More from The Economist:

There is also no evidence that sympathy for terrorism is greater among deprived people. In a series of surveys carried out as part of the Pew Global Attitudes Project in 2004, adults in Jordan, Morocco, Pakistan and Turkey were asked whether they believed that suicide-bombing aimed at American or other Western targets in Iraq was justified. Their answers could be broken down by the respondents’ level of education. Although the proportions varied greatly between countries (with support lowest in Turkey), more schooling usually correlated with more agreement.

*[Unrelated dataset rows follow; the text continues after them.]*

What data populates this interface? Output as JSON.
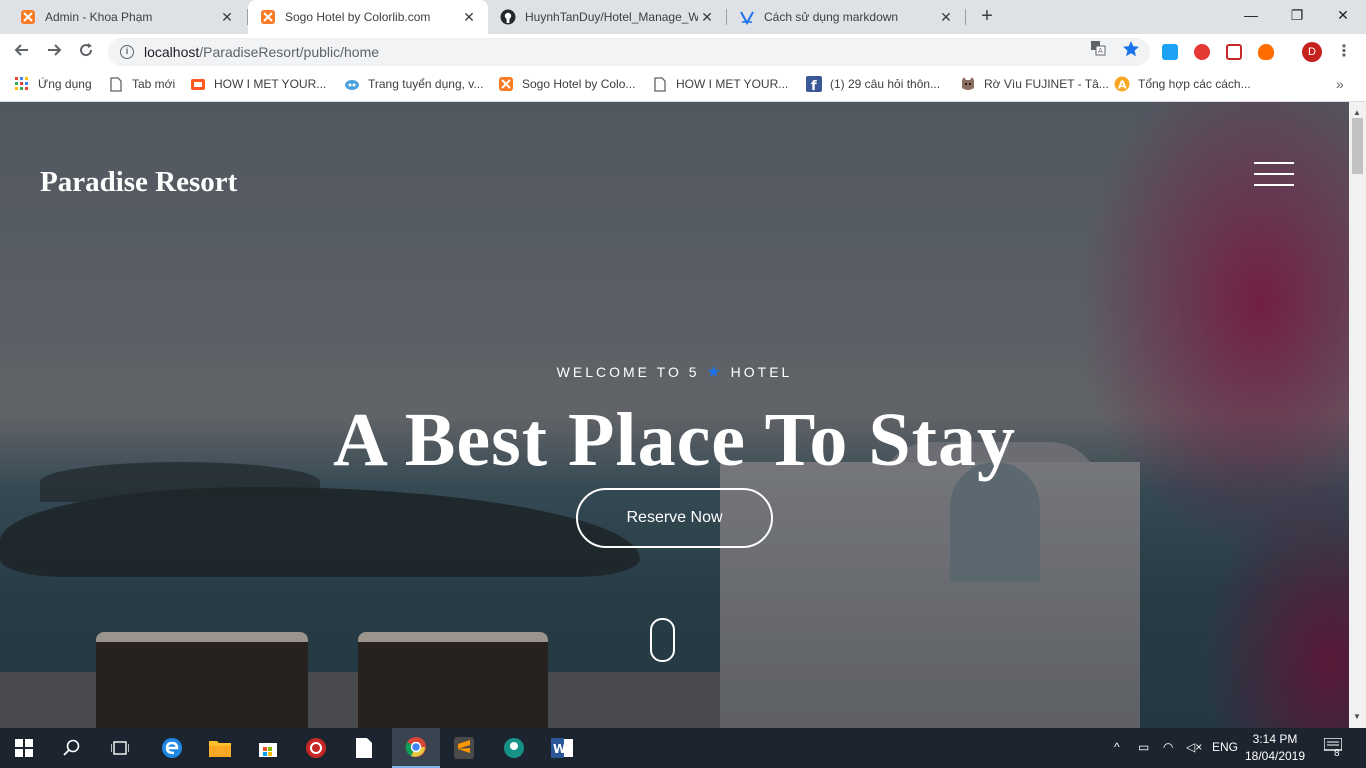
{
  "browser": {
    "tabs": [
      {
        "title": "Admin - Khoa Phạm",
        "favicon": "xampp-icon",
        "active": false
      },
      {
        "title": "Sogo Hotel by Colorlib.com",
        "favicon": "xampp-icon",
        "active": true
      },
      {
        "title": "HuynhTanDuy/Hotel_Manage_We",
        "favicon": "github-icon",
        "active": false
      },
      {
        "title": "Cách sử dụng markdown",
        "favicon": "viblo-icon",
        "active": false
      }
    ],
    "tab_close": "✕",
    "new_tab": "+",
    "window_controls": {
      "minimize": "—",
      "maximize": "❐",
      "close": "✕"
    },
    "url_host": "localhost",
    "url_path": "/ParadiseResort/public/home",
    "profile_initial": "D",
    "bookmarks": [
      {
        "label": "Ứng dụng",
        "icon": "apps-grid-icon"
      },
      {
        "label": "Tab mới",
        "icon": "page-icon"
      },
      {
        "label": "HOW I MET YOUR...",
        "icon": "film-icon"
      },
      {
        "label": "Trang tuyển dụng, v...",
        "icon": "cloud-icon"
      },
      {
        "label": "Sogo Hotel by Colo...",
        "icon": "xampp-icon"
      },
      {
        "label": "HOW I MET YOUR...",
        "icon": "page-icon"
      },
      {
        "label": "(1) 29 câu hỏi thôn...",
        "icon": "facebook-icon"
      },
      {
        "label": "Rờ Vìu FUJINET - Tâ...",
        "icon": "cat-icon"
      },
      {
        "label": "Tổng hợp các cách...",
        "icon": "a-badge-icon"
      }
    ],
    "bookmarks_more": "»"
  },
  "page": {
    "brand": "Paradise Resort",
    "welcome_prefix": "WELCOME TO 5",
    "welcome_star": "★",
    "welcome_suffix": "HOTEL",
    "headline": "A Best Place To Stay",
    "reserve_label": "Reserve Now"
  },
  "taskbar": {
    "language": "ENG",
    "time": "3:14 PM",
    "date": "18/04/2019",
    "notifications": "8"
  },
  "colors": {
    "accent_star": "#1a73e8",
    "taskbar": "#1c2430",
    "tabstrip": "#dee1e6"
  }
}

...the poorest countries, those with low literacy, or those whose economies were relatively stagnant did not produce more terrorists. When the analysis was restricted to suicide-attacks, there was a statistically significant pattern—but in the opposite direction. Citizens of the poorest countries were the least likely to commit a suicide-attack. The nationalities of all foreign insurgents captured in Iraq between April and October 2005 also produced no evidence that poorer countries produced more insurgents. If anything, there was weak evidence the other way.

Judith Levy, Ed.

So are economic conditions relevant to terrorism or not? Hit it, Economist:

Using data on all Palestinian suicide-attackers between 2000 and 2006, Esteban Klor of the Hebrew University in Jerusalem and Messrs Benmelech and Berrebi show in a new paper that the skill level of the average terrorist rises when economic conditions are poor. They reckon that high unemployment enables terror organisations in Palestine to recruit more educated, mature terrorists. So better economic conditions could blunt the effectiveness of terror attacks by reducing the average quality of the talent that terrorist organisations are able to recruit.

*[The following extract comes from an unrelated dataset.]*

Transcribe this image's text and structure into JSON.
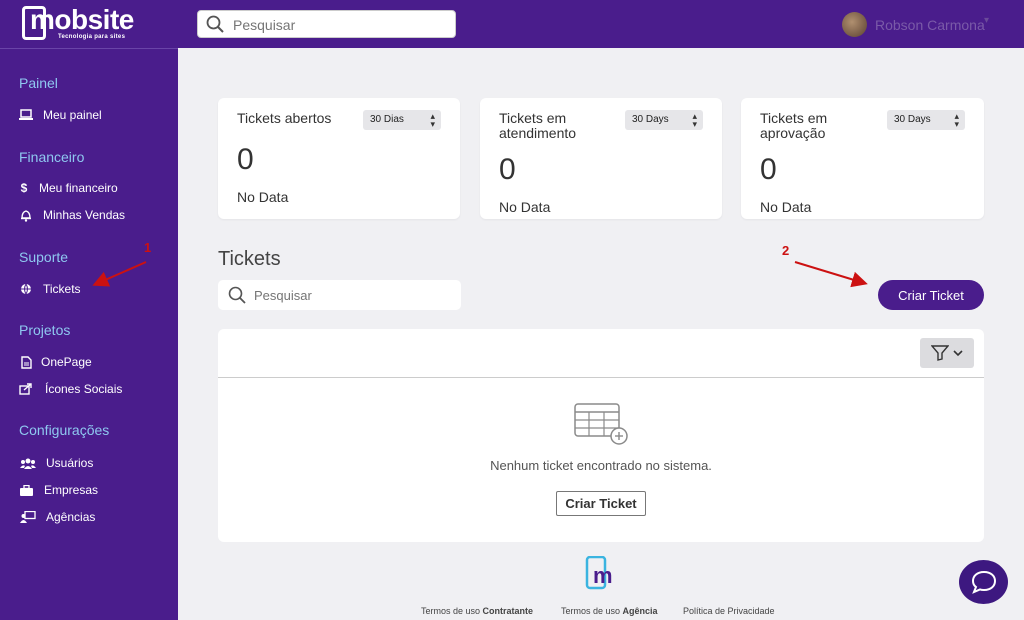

But hold up. Lest we be tempted by this inference to hurl terror-avoidance economic sustainability packages at Gaza:

There are many reasons to promote economic development in poor countries but the elimination of terror is not a good one. The research on terrorists’ national origins suggested that countries which give their citizens fewer civil and political rights tend to produce more terrorists. Politics, not economics, is likely to be a more fruitful weapon in the fight against terror.

R. Craigen
Joined
Nov '10
R. Craigen

There might be a weak correlation.  But as you observe, suicide bombing and organized terror attacks like 9/11 are generally carried out by well-educated folks from reasonably comfortable families.  The poorest Islamic areas tend to have the least Islamic terrorism.  Consider the frequency with which muslim medical personnel in the west succumb to sudden jihad syndrome.  Bin Laden was a millionaire; Zawahiri, a successful medical doctor.  I fear that they had to waterboard the data to get a confession.

Judith Levy, Ed.

One of the details I remember hearing once about a suicide bomber after an attack was that she was a trained paramedic. The irony meter flies right off the charts here on a regular basis.